God never forces anything on me the way I or someone else might.  Anything He wants of me, He grows from within, and He’s patient with the process. His yoke is lighter than the one I would try to carry. He says to me, “Walk with me and work with me. Watch how I do it. Learn the unforced rhythms of grace. (The Message)” I have learned that if I try to be or do something noble that has nothing to do with who I am, I may look good to others and to myself for a while. But the fact that I am exceeding my limits will eventually have consequences. It is an ignorant, sometimes arrogant, attempt to override one’s nature, and it will always fail.  It is also a way in which we do violence to ourselves in the name of vision that however lofty is forced on the self instead of growing it from within (Parker Palmer paraphrased). Life no longer feels like a job that I have to work hard at. It’s become the gift God intended it to be.  Most of all God has become someone I enjoy getting to know, and being known by. 

 

I learned that God actually wants me to be myself. In fact I glorify Him when I’m most fully myself. That should be the easiest thing in the world. It’s only difficult because there are so many things to unlearn, ideals to lay down and people who seem to want me to be someone else. He’s given me permission to like what I like, and dislike what I dislike.  As I listen to my life, and pay attention to what’s going on inside, as I read my responses to my experiences and understand my nature, I live with greater gladness and authenticity.

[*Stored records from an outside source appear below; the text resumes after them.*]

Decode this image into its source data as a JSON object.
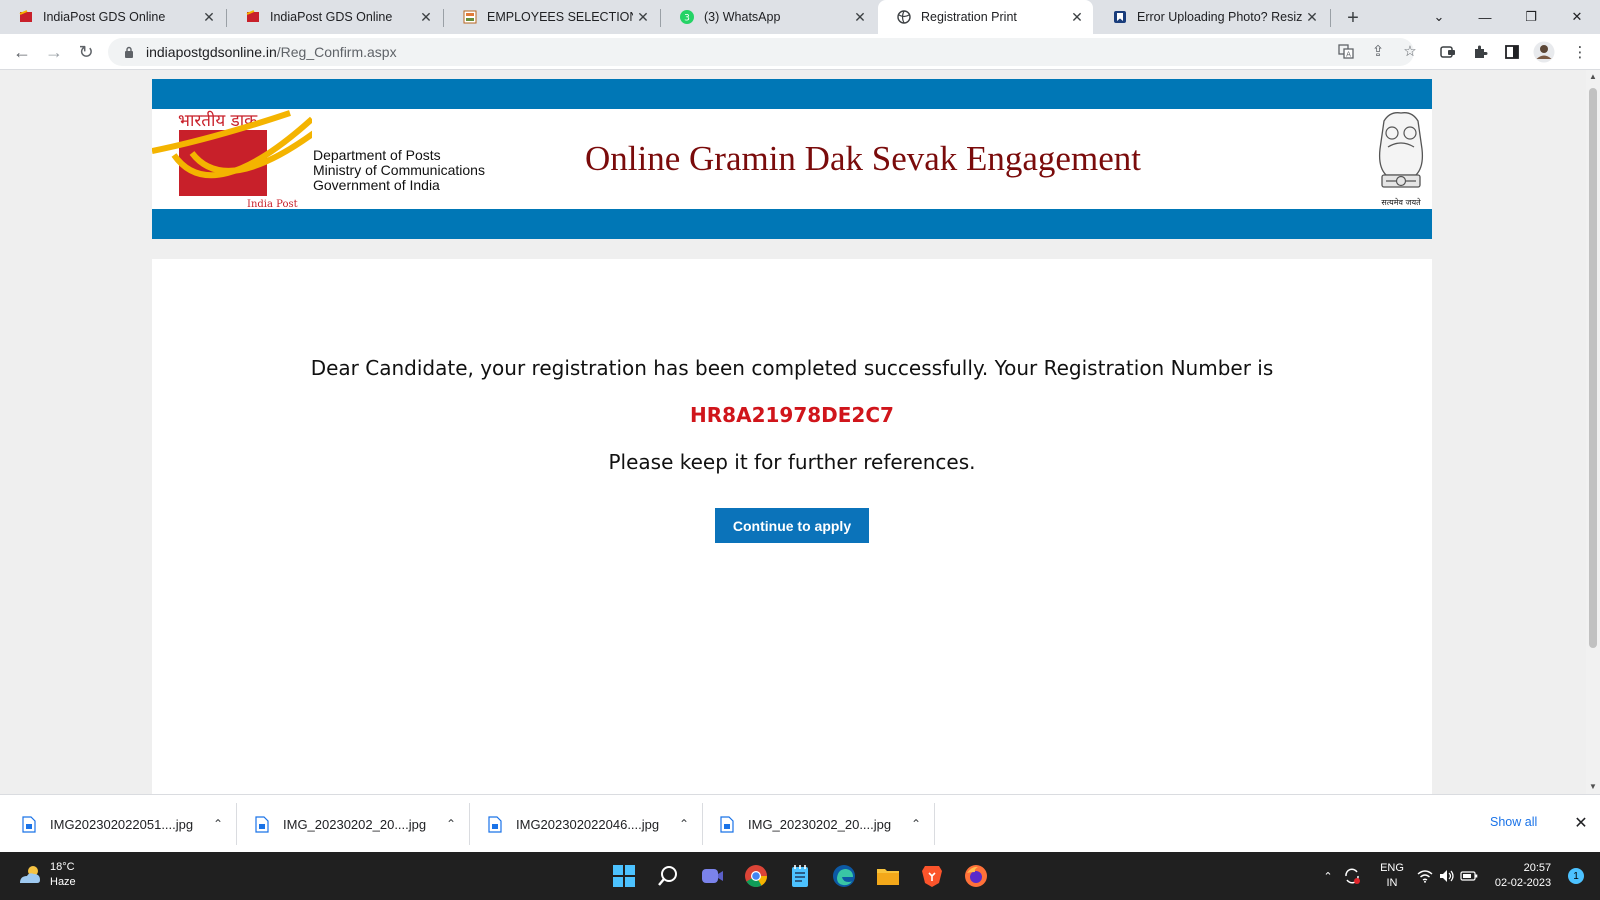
{
  "browser": {
    "tabs": [
      {
        "title": "IndiaPost GDS Online",
        "favicon": "indiapost-icon",
        "active": false
      },
      {
        "title": "IndiaPost GDS Online",
        "favicon": "indiapost-icon",
        "active": false
      },
      {
        "title": "EMPLOYEES SELECTION BOAR",
        "favicon": "esb-icon",
        "active": false
      },
      {
        "title": "(3) WhatsApp",
        "favicon": "whatsapp-icon",
        "active": false
      },
      {
        "title": "Registration Print",
        "favicon": "globe-icon",
        "active": true
      },
      {
        "title": "Error Uploading Photo? Resiz",
        "favicon": "bookmark-icon",
        "active": false
      }
    ],
    "address": {
      "host": "indiapostgdsonline.in",
      "path": "/Reg_Confirm.aspx"
    }
  },
  "page": {
    "header": {
      "hindi_brand": "भारतीय डाक",
      "india_post": "India Post",
      "dept_line1": "Department of Posts",
      "dept_line2": "Ministry of Communications",
      "dept_line3": "Government of India",
      "title": "Online Gramin Dak Sevak Engagement",
      "emblem_motto": "सत्यमेव जयते"
    },
    "confirmation": {
      "message": "Dear Candidate, your registration has been completed successfully. Your Registration Number is",
      "registration_number": "HR8A21978DE2C7",
      "note": "Please keep it for further references.",
      "button": "Continue to apply"
    },
    "colors": {
      "band": "#0077b6",
      "title": "#7a0b0b",
      "regno": "#d0151b",
      "button": "#0b73ba"
    }
  },
  "downloads": {
    "items": [
      {
        "name": "IMG202302022051....jpg"
      },
      {
        "name": "IMG_20230202_20....jpg"
      },
      {
        "name": "IMG202302022046....jpg"
      },
      {
        "name": "IMG_20230202_20....jpg"
      }
    ],
    "show_all": "Show all"
  },
  "taskbar": {
    "weather": {
      "temp": "18°C",
      "condition": "Haze"
    },
    "lang_line1": "ENG",
    "lang_line2": "IN",
    "time": "20:57",
    "date": "02-02-2023",
    "notification_count": "1"
  }
}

Before that I had simply found a “noble” way to live a life that was not my own, a life spent imitating heroes instead of listening to my heart. But He calls me to be the person I was born to be, not Moses, or Mary or Mother Theresa, but me. I feel I am finally allowing who I am, here and now to be enough.

 

He never wanted anything but for me to find life in Him.  And He seems the most pleased when I get it, how much He loves me, likes me, is thrilled to be with me, and when I am at ease with Him.  Life in the Kingdom has turned out to be a lot easier than I thought.  It’s so much more restful to rest in the comfort that I am “the beloved of God.”

Tina Chiang (May, 2011)

One response to “My Story”

  1. Whoa Tina this is great! Thanks for sharing your this part of your life with us, it’s so freeing! I love seeing the Fathers love story play out in front of me through you Tina!